51 Peg b lies about 51 light-years away and orbits its Sun-like star every four days. Temperatures on the exoplanet range between 1,000 and 1,800 degrees F (538-982 degrees C). It is about half of Jupiter’s mass, even though the exoplanet is almost 50% larger than our solar system’s biggest planet. This discovery took astronomical research into a brand new field: exoplanet search.

A 1992 discovery found a planet orbiting a pulsar star, but astronomers at the time were skeptical that the volatile stars could host planetary systems. The confirmation of Dimidium changed everything.

### Kappa Andromedae b

This super Jupiter exoplanet orbits a B-type star about 163 light-years from Earth. The star is visible with the naked eye but is easier to see with a telescope. The gas giant has a mass of 13.616 Jupiters, which makes it super giant.

Kappa Andromedae b is further from its star than the hot Jupiters mentioned above. It is 55.0 astronomical units (AU) from its star and takes about 253.1 years to make a complete orbit. That’s nearly twice the distance from the Sun to Neptune.

Check out this artist’s rendition of how the exoplanet likely appears. Astronomers discovered Kappa Andromedae b in 2012 through direct imaging.

### TOI-4127 b

NASA’s TESS finds a lot of hot Jupiters, but it recently discovered this “warm Jupiter” exoplanet.  In March 2023, scientists confirmed a TESS Object of Interest, TOI- 4127 b. It’s more than twice as massive as Jupiter.

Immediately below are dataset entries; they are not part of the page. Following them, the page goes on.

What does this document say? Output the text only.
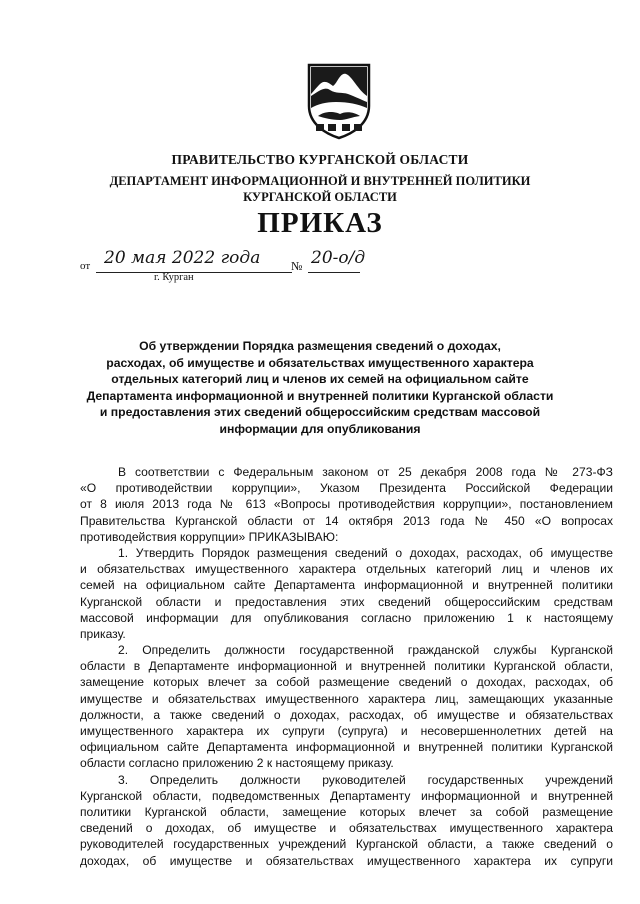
ПРАВИТЕЛЬСТВО КУРГАНСКОЙ ОБЛАСТИ
ДЕПАРТАМЕНТ ИНФОРМАЦИОННОЙ И ВНУТРЕННЕЙ ПОЛИТИКИ
КУРГАНСКОЙ ОБЛАСТИ
ПРИКАЗ
от 20 мая 2022 года	№ 20-о/д
г. Курган
Об утверждении Порядка размещения сведений о доходах,
расходах, об имуществе и обязательствах имущественного характера
отдельных категорий лиц и членов их семей на официальном сайте
Департамента информационной и внутренней политики Курганской области
и предоставления этих сведений общероссийским средствам массовой
информации для опубликования
В соответствии с Федеральным законом от 25 декабря 2008 года № 273-ФЗ
«О противодействии коррупции», Указом Президента Российской Федерации
от 8 июля 2013 года № 613 «Вопросы противодействия коррупции», постановлением
Правительства Курганской области от 14 октября 2013 года № 450 «О вопросах
противодействия коррупции» ПРИКАЗЫВАЮ:
1. Утвердить Порядок размещения сведений о доходах, расходах, об имуществе
и обязательствах имущественного характера отдельных категорий лиц и членов их
семей на официальном сайте Департамента информационной и внутренней политики
Курганской области и предоставления этих сведений общероссийским средствам
массовой информации для опубликования согласно приложению 1 к настоящему
приказу.
2. Определить должности государственной гражданской службы Курганской
области в Департаменте информационной и внутренней политики Курганской области,
замещение которых влечет за собой размещение сведений о доходах, расходах, об
имуществе и обязательствах имущественного характера лиц, замещающих указанные
должности, а также сведений о доходах, расходах, об имуществе и обязательствах
имущественного характера их супруги (супруга) и несовершеннолетних детей на
официальном сайте Департамента информационной и внутренней политики Курганской
области согласно приложению 2 к настоящему приказу.
3. Определить должности руководителей государственных учреждений
Курганской области, подведомственных Департаменту информационной и внутренней
политики Курганской области, замещение которых влечет за собой размещение
сведений о доходах, об имуществе и обязательствах имущественного характера
руководителей государственных учреждений Курганской области, а также сведений о
доходах, об имуществе и обязательствах имущественного характера их супруги
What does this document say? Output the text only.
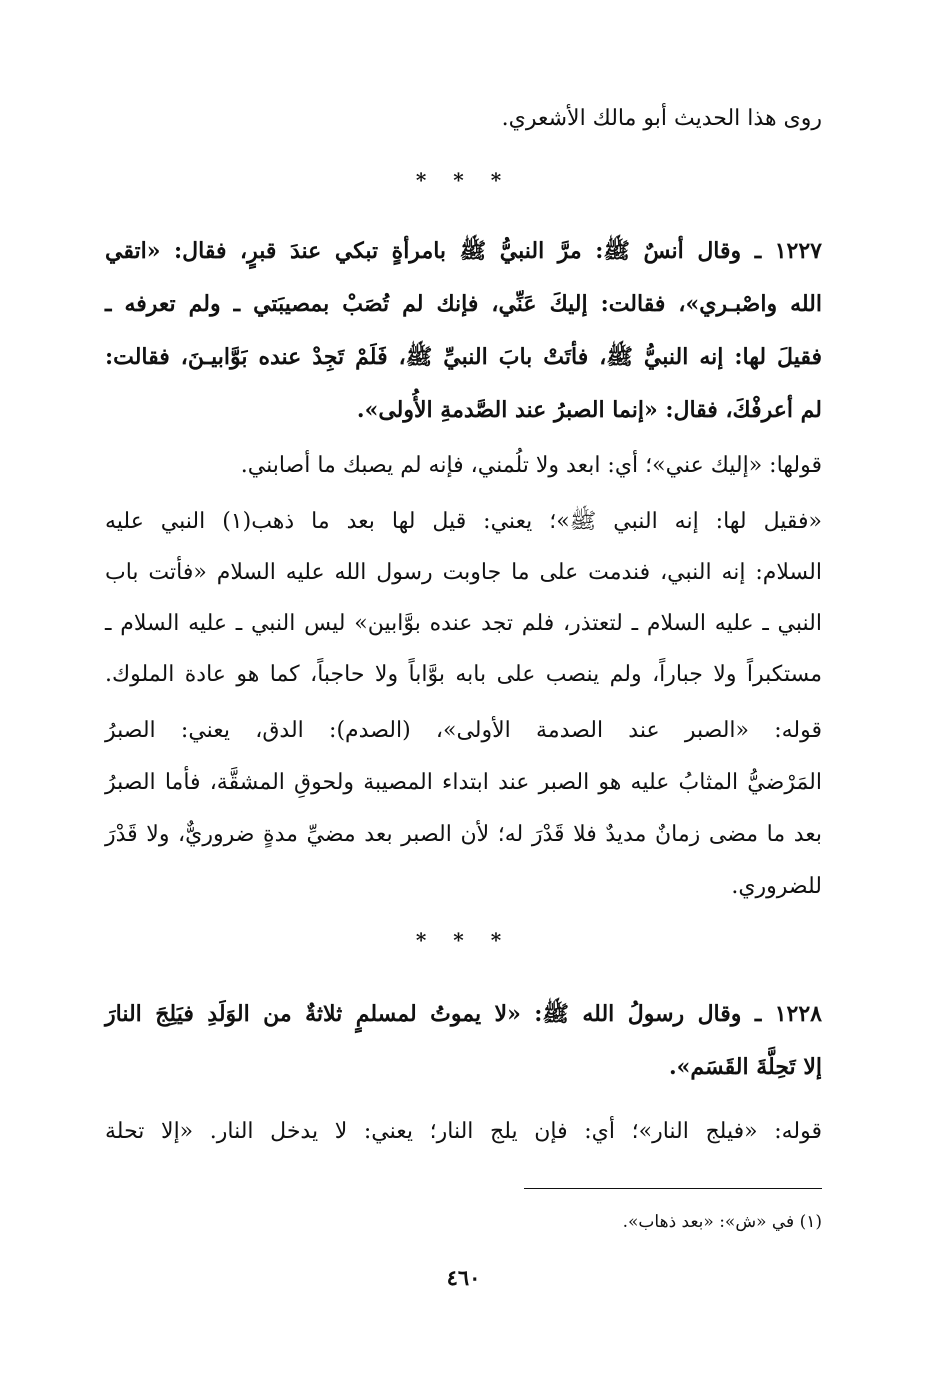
روى هذا الحديث أبو مالك الأشعري.
* * *
١٢٢٧ ـ وقال أنسٌ ﷺ: مرَّ النبيُّ ﷺ بامرأةٍ تبكي عندَ قبرٍ، فقال: «اتقي
الله واصْبـري»، فقالت: إليكَ عَنِّي، فإنك لم تُصَبْ بمصيبَتي ـ ولم تعرفه ـ
فقيلَ لها: إنه النبيُّ ﷺ، فأتَتْ بابَ النبيِّ ﷺ، فَلَمْ تَجِدْ عنده بَوَّابيـنَ، فقالت:
لم أعرفْكَ، فقال: «إنما الصبرُ عند الصَّدمةِ الأُولى».
قولها: «إليك عني»؛ أي: ابعد ولا تلُمني، فإنه لم يصبك ما أصابني.
«فقيل لها: إنه النبي ﷺ»؛ يعني: قيل لها بعد ما ذهب(١) النبي عليه
السلام: إنه النبي، فندمت على ما جاوبت رسول الله عليه السلام «فأتت باب
النبي ـ عليه السلام ـ لتعتذر، فلم تجد عنده بوَّابين» ليس النبي ـ عليه السلام ـ
مستكبراً ولا جباراً، ولم ينصب على بابه بوَّاباً ولا حاجباً، كما هو عادة الملوك.
قوله: «الصبر عند الصدمة الأولى»، (الصدم): الدق، يعني: الصبرُ
المَرْضيُّ المثابُ عليه هو الصبر عند ابتداء المصيبة ولحوقِ المشقَّة، فأما الصبرُ
بعد ما مضى زمانٌ مديدٌ فلا قَدْرَ له؛ لأن الصبر بعد مضيِّ مدةٍ ضروريٌّ، ولا قَدْرَ
للضروري.
* * *
١٢٢٨ ـ وقال رسولُ الله ﷺ: «لا يموتُ لمسلمٍ ثلاثةٌ من الوَلَدِ فيَلِجَ النارَ
إلا تَحِلَّةَ القَسَم».
قوله: «فيلج النار»؛ أي: فإن يلج النار؛ يعني: لا يدخل النار. «إلا تحلة
(١) في «ش»: «بعد ذهاب».
٤٦٠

As TESS continues its mission to find exoplanets by surveying over 200,000 stars, it has identified about 6000 candidates. TOI-4127 b is one of the over 3100 confirmations. According to the news release, this new warm Jupiter orbits its star at a close distance of 0.31 AU in a highly eccentric orbit. The exoplanet circles its host once every 56.4 Earth days.

Scientists say it is a “warm Jupiter” since its equilibrium temperatures are only around 630 degrees Fahrenheit (332 Celsius.) If another celestial object were to contact the exoplanet and force it into a closer orbit to its star, temperatures could rise. That potential increase could turn the planet into a hot Jupiter.

### Wasp-12b

One of the most interesting hot Jupiters is Wasp-12b. It’s a doomed exoplanet that orbits so close to its star that it is slowly ripping apart. This world orbits its host in only 1.1 days, and the star’s heat is consuming the exoplanet’s atmosphere. Scientists estimate the star will ultimately destroy the alien world within another ten million years.

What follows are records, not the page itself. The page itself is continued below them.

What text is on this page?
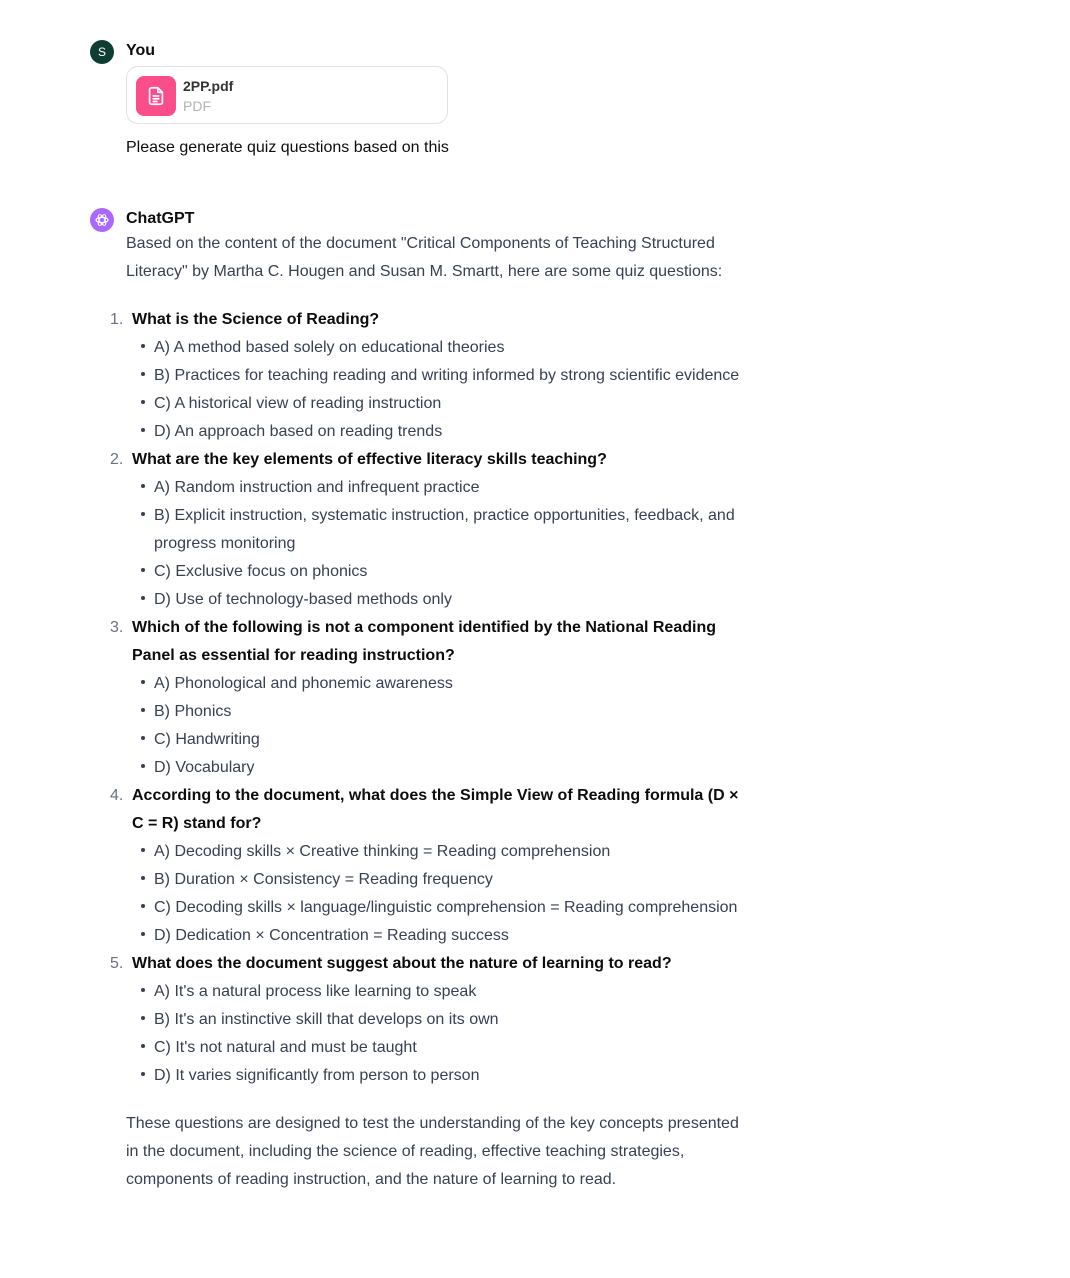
S You
2PP.pdf
PDF
Please generate quiz questions based on this
ChatGPT

Based on the content of the document "Critical Components of Teaching Structured Literacy" by Martha C. Hougen and Susan M. Smartt, here are some quiz questions:

1. What is the Science of Reading?
A) A method based solely on educational theories
B) Practices for teaching reading and writing informed by strong scientific evidence
C) A historical view of reading instruction
D) An approach based on reading trends
2. What are the key elements of effective literacy skills teaching?
A) Random instruction and infrequent practice
B) Explicit instruction, systematic instruction, practice opportunities, feedback, and progress monitoring
C) Exclusive focus on phonics
D) Use of technology-based methods only
3. Which of the following is not a component identified by the National Reading Panel as essential for reading instruction?
A) Phonological and phonemic awareness
B) Phonics
C) Handwriting
D) Vocabulary
4. According to the document, what does the Simple View of Reading formula (D × C = R) stand for?
A) Decoding skills × Creative thinking = Reading comprehension
B) Duration × Consistency = Reading frequency
C) Decoding skills × language/linguistic comprehension = Reading comprehension
D) Dedication × Concentration = Reading success
5. What does the document suggest about the nature of learning to read?
A) It's a natural process like learning to speak
B) It's an instinctive skill that develops on its own
C) It's not natural and must be taught
D) It varies significantly from person to person

These questions are designed to test the understanding of the key concepts presented in the document, including the science of reading, effective teaching strategies, components of reading instruction, and the nature of learning to read.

Wasp-12b is a scorching 4,000 degrees Fahrenheit (2,210 degrees Celsius.) It’s about twice the size of Jupiter, but its shape differs significantly from the solar system’s biggest planet. Wasp-12b stretches into an egg shape because of the enormous tidal forces gravity subjects it to.

Emily: Get the code to embed a 3D version of Wasp-12b here.

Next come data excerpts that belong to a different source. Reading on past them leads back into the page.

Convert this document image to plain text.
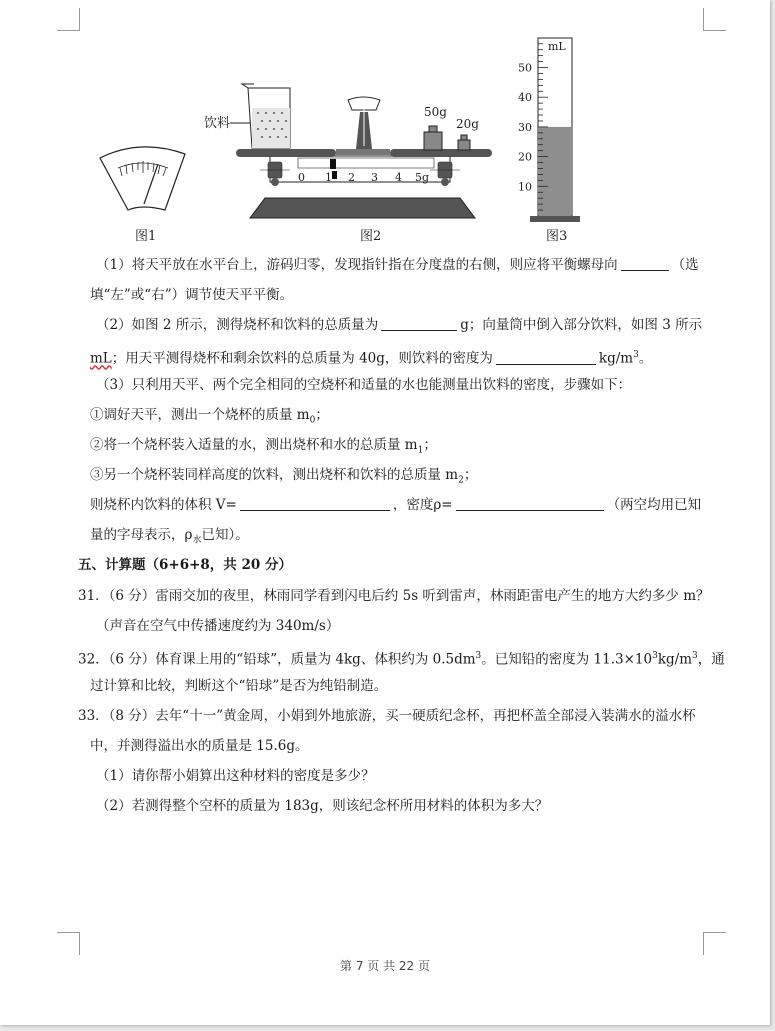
图1
饮料
50g
20g
0 1 2 3 4 5g
图2
mL
50
40
30
20
10
图3
（1）将天平放在水平台上，游码归零，发现指针指在分度盘的右侧，则应将平衡螺母向	（选
填“左”或“右”）调节使天平平衡。
（2）如图 2 所示，测得烧杯和饮料的总质量为	g；向量筒中倒入部分饮料，如图 3 所示
mL；用天平测得烧杯和剩余饮料的总质量为 40g，则饮料的密度为	$kg/m^3$。
（3）只利用天平、两个完全相同的空烧杯和适量的水也能测量出饮料的密度，步骤如下：
①调好天平，测出一个烧杯的质量 $m_0$；
②将一个烧杯装入适量的水，测出烧杯和水的总质量 $m_1$；
③另一个烧杯装同样高度的饮料，测出烧杯和饮料的总质量 $m_2$；
则烧杯内饮料的体积 V=	，密度ρ=	（两空均用已知
量的字母表示，$\rho_水$已知）。
五、计算题（6+6+8，共 20 分）
31．（6 分）雷雨交加的夜里，林雨同学看到闪电后约 5s 听到雷声，林雨距雷电产生的地方大约多少 m？
（声音在空气中传播速度约为 340m/s）
32．（6 分）体育课上用的“铅球”，质量为 4kg、体积约为 $0.5dm^3$。已知铅的密度为 $11.3\times 10^3kg/m^3$，通
过计算和比较，判断这个“铅球”是否为纯铅制造。
33．（8 分）去年“十一”黄金周，小娟到外地旅游，买一硬质纪念杯，再把杯盖全部浸入装满水的溢水杯
中，并测得溢出水的质量是 15.6g。
（1）请你帮小娟算出这种材料的密度是多少？
（2）若测得整个空杯的质量为 183g，则该纪念杯所用材料的体积为多大？
第 7 页 共 22 页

## Wrap-Up: The Biggest Planet in Our Solar System

While Jupiter is the most giant planet within our solar system, it is by no means the biggest planet in the universe. Missions like NASA’s TESS seek to find and confirm exoplanets, and some of these discoveries make Jupiter look downright puny.

Jupiter is a massive gas-dominated giant with so many natural satellites that it is, in many ways, its own planetary system. The four large moons of the biggest planet hold great interest for astronomers who believe there is a possibility for potential microbial life forms.

As scientists continue exploring these cold worlds far from Earth, they hope to determine whether or not life could exist in the solar system’s outer reaches. The biggest planet, Jupiter, still holds many mysteries that astronomers and scientists wish to continue unraveling.